OpenAIが独自に開発した検索エンジン「SearchGPT」のテストを開始した。このAIを活用した検索エンジンは、Web上の最新情報を用いて迅速かつ正確な回答を提供し、情報源を明示することを特徴としている。SearchGPTは、OpenAIの強力なAIモデルとWeb上の情報を組み合わせることで、従来の検索エンジンとは一線を画す新しい検索体験を提供することを目指している とのことだ。
SearchGPTは限定されたユーザー向けにテスト版から提供開始
OpenAIは、独自検索エンジン「SearchGPT」を、まずは少数のユーザーとパブリッシャーに提供し、フィードバックを集めるとしている。サービスのテストを開始するためには、ウェイティングリストに登録する必要がある。
SearchGPTは、ユーザーの質問に対して最新のWeb情報を用いて直接的な回答を提供する。この検索エンジンの主な特徴は以下の通りだ:
- 会話型インターフェース:ChatGPTと同様に、ユーザーは質問の文脈を踏まえたフォローアップの質問をすることができる。
- 情報源の明示:回答には明確な出典が示され、関連するWebサイトへのリンクが提供される。
- リアルタイム情報:最新の情報を取り込み、時事的な質問にも対応可能。
- 位置情報の活用:ユーザーの一般的な位置情報を考慮し、近隣のレストランや天気予報などのローカル情報を提供する。
- AIモデルの活用:GPT-3.5、GPT-4、GPT-4oなどのOpenAIの最新モデルを使用している。
OpenAIによると、この新サービスは検索専用で、OpenAIの生成AIモデルのトレーニングとは別の扱いになるようだ。そのため、サイトがOpenAIの学習データ用のクローラーをブロックしても、検索結果に表示される可能性があると言う。
OpenAIはブログ投稿の中で、「私たちは、パブリッシャーとクリエイターの活気あるエコシステムに取り組んでいます」と述べており、SearchGPTの開発に当たっては同社が提携しているパブリッシャーとの強固な協力関係の下に開発が進められていることを強調している。実際に、SearchGPTのエクスペリエンスの設計に際しては、パブリッシャーと協力して開発が行われ、Webサイト所有者が検索結果でコンテンツがどのように表示されるか管理する方法を提供しているとのことだ。
そうした良好なパブリッシャーとの関係を強調するように、OpenAIのブログ投稿ではThe Atlantic誌のCEOであるNicholas Thompson氏が、「AI検索は、人々がインターネットを利用する主要な方法の1つになるでしょう。この初期段階で、ジャーナリズムと出版社を尊重し、保護する方法でこの技術が構築されることが非常に重要です」とコメントしている。ただし、選ばれたパブリッシャーはOpenAIと“金銭的関係”のある提携を結んでいることには注意が必要だろう。
OpenAIのCEO、Sam Altman氏は、この新サービスがAIと高品質なコンテンツを組み合わせることの重要性を理解したものであり、同社が、SearchGPTが出版社やクリエイターにとっても有益なプラットフォームとなることを目指しているとしている。
これまでにGoogle等によって提供されているAIによる検索結果の要約機能などは、記事のリンクを強調しないため、パブリッシャーのWebサイトトラフィックを減少させる負の側面がある事が研究によって指摘されている。
こうした状況を踏まえてか、OpenAIのSearchGPTでは検索結果でソースを目立たせたり、積極的にリンクを貼ったりすることで、出版社のサイトやWebサイト全般へのトラフィックを促進することを目指しているとのことだ。だが、既にそこに答えが表示されているのに、更にリンクをクリックして改めてソースを確認しようとするユーザーがどの程度いるのかどうかは甚だ疑問ではある。

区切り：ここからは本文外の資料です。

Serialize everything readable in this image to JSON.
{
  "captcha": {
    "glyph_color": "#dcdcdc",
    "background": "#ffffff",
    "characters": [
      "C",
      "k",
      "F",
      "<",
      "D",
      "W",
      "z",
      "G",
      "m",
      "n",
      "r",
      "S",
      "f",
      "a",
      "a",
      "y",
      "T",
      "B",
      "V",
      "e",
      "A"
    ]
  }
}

今回発表された特徴を見てみて、何か目新しい物が見受けられるかと言えば、その答えは否だろう。既にOpenAIの最大のパートナーであるMicrosoftがBingやCopilotで提示しているAIによる検索結果の表示や、GoogleのGeminiが提供している機能、またAI検索エンジンを既に提供しているPerplexityの機能と何ら変わりはない。実際にOpenAIが提示しているモックアップはCopilotによく似たものだ。その最大の特徴は、OpenAIが計画している“ChatGPTとの直接の統合”にあると言えるだろう。OpenAIは将来的に、このプロトタイプで最も成功した機能をChatGPTに直接統合する計画だという
だが、新しい検索エンジンの登場は、GoogleやBingなどの既存の検索大手に加え、Perplexityのような新興のAI検索エンジンに小さくはない影響を与える可能性があるだろう。しかし、AI検索ツールの精度や著作権の問題など、克服すべき課題も多く残されている。